Entre temps, en avril, Jimmy, Mohamed, Boris, Malik, Dine ou encore Romain, sont décédés à la suite d’un plaquage ventral, tués par balles ou morts en garde-à-vue, à Toulouse, Béziers, Angoulême, La Courneuve, Albi ou encore à Saint-Denis.
Le 23 mai, la chanteuse Camelia Jordana est invitée dans l’émission On n’est pas couché, sur France 2. Elle y déclare que face à un flic, quand elle a les cheveux frisés, elle ne se sent pas en sécurité, explique que c’est le cas pour milliers de personnes racisées en France et dénonce les violences policières à leur encontre, en raison de leur couleur de peau.
Son discours crée la polémique et chacun-e y va de son commentaire socio-philosophico-éthique. Et finalement, le fond du débat se décale et devient le sujet de conversation d’hommes blancs médiatiques et politiques se rejoignant sur la conclusion suivante : non, il n’existe pas de violences policières, comme continue de l’affirme Christian Jacob, non, les Français-es ne se sentent pas en insécurité face aux forces de l’ordre, oui, Camelia Jordana ferait mieux de se taire plutôt que d’inciter la population à la haine anti-flics.

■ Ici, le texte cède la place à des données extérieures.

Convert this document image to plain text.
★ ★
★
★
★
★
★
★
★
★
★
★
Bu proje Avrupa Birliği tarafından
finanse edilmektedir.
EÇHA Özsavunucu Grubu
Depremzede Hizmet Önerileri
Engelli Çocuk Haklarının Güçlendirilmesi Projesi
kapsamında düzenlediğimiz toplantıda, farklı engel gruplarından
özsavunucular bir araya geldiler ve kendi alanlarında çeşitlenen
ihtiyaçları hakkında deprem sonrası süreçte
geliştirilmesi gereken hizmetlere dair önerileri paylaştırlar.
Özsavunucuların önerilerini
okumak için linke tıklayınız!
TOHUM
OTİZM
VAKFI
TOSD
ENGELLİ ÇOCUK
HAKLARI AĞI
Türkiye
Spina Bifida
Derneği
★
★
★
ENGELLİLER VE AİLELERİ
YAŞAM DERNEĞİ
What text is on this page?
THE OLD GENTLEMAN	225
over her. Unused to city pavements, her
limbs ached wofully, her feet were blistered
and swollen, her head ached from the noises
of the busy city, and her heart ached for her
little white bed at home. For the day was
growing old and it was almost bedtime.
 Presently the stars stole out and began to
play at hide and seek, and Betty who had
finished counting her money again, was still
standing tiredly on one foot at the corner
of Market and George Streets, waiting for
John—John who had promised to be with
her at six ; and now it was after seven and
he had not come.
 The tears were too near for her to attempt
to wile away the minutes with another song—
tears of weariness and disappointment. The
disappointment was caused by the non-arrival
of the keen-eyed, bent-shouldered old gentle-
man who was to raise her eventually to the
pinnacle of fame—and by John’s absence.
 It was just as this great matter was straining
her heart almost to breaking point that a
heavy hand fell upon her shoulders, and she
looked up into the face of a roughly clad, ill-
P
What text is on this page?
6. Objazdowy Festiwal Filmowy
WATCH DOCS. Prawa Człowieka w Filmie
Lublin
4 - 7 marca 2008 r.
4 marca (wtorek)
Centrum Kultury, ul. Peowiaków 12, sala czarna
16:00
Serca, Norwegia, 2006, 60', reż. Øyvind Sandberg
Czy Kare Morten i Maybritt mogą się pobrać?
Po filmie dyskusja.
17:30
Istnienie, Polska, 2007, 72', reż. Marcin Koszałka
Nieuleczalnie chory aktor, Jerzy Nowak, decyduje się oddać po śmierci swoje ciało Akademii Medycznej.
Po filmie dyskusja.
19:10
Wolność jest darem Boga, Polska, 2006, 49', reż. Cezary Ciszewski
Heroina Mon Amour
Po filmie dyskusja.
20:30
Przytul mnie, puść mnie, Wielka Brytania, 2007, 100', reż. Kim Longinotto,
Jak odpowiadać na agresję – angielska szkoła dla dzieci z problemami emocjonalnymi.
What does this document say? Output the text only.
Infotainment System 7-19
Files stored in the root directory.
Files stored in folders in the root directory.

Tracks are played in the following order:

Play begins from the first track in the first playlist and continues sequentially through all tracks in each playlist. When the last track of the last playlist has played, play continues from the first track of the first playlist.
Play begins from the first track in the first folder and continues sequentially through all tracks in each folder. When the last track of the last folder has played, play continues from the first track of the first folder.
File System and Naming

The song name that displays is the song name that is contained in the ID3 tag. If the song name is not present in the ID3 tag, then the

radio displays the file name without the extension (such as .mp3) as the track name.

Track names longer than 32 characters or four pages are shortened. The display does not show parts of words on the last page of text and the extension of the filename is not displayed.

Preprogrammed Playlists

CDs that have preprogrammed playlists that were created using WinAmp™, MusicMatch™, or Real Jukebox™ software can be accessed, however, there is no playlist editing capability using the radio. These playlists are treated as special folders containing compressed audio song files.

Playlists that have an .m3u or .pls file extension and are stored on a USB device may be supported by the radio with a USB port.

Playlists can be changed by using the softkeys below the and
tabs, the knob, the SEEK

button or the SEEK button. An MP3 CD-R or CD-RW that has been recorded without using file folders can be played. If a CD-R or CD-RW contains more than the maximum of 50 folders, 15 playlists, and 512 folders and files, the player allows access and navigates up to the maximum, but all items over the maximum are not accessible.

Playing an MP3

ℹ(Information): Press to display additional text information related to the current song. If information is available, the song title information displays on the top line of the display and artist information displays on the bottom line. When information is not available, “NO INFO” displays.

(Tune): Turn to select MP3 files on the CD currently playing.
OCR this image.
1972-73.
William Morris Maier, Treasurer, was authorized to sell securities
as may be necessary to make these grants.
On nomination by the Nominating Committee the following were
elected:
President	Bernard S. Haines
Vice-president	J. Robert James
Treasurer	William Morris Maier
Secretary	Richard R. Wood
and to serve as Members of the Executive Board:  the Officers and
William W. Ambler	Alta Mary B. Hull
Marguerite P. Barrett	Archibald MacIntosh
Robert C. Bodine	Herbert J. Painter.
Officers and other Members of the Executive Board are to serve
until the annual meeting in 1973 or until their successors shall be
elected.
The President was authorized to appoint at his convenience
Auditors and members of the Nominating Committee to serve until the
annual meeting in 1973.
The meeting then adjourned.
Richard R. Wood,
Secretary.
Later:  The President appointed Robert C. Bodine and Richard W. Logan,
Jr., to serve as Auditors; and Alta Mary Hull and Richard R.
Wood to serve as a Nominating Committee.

Deux jours après la diffusion d’ONPC, aux Etats-Unis, George Floyd est interpellé par quatre policiers qui le menottent et le plaquent au sol sur le ventre. L’homme est immobilisé à terre, incapable de respirer puisque les policiers le maintiennent plaquer. L’un des agents exerce une pression avec son genou sur le cou de l’homme afro-américain.
Des témoins filment la scène, des passants réclament que les policiers arrêtent le plaquage et l’aident, George Floyd ne cesse de répéter qu’il ne peut plus respirer. Rien n’y fait, la pression à son cou est maintenue jusqu’à l’arrivée de l’ambulance. Il décède. Les autopsies concluent à un homicide.
Les quatre policiers sont licenciés et des enquêtes sont ouvertes. Mais surtout, les vidéos de l’interpellation et du meurtre de George Floyd sont diffusées sur les réseaux sociaux, secouant la population américaine puis mondiale. Des émeutes débutent à Minneapolis, ville dans laquelle le crime a été commis, puis se propagent dans le reste des Etats-Unis.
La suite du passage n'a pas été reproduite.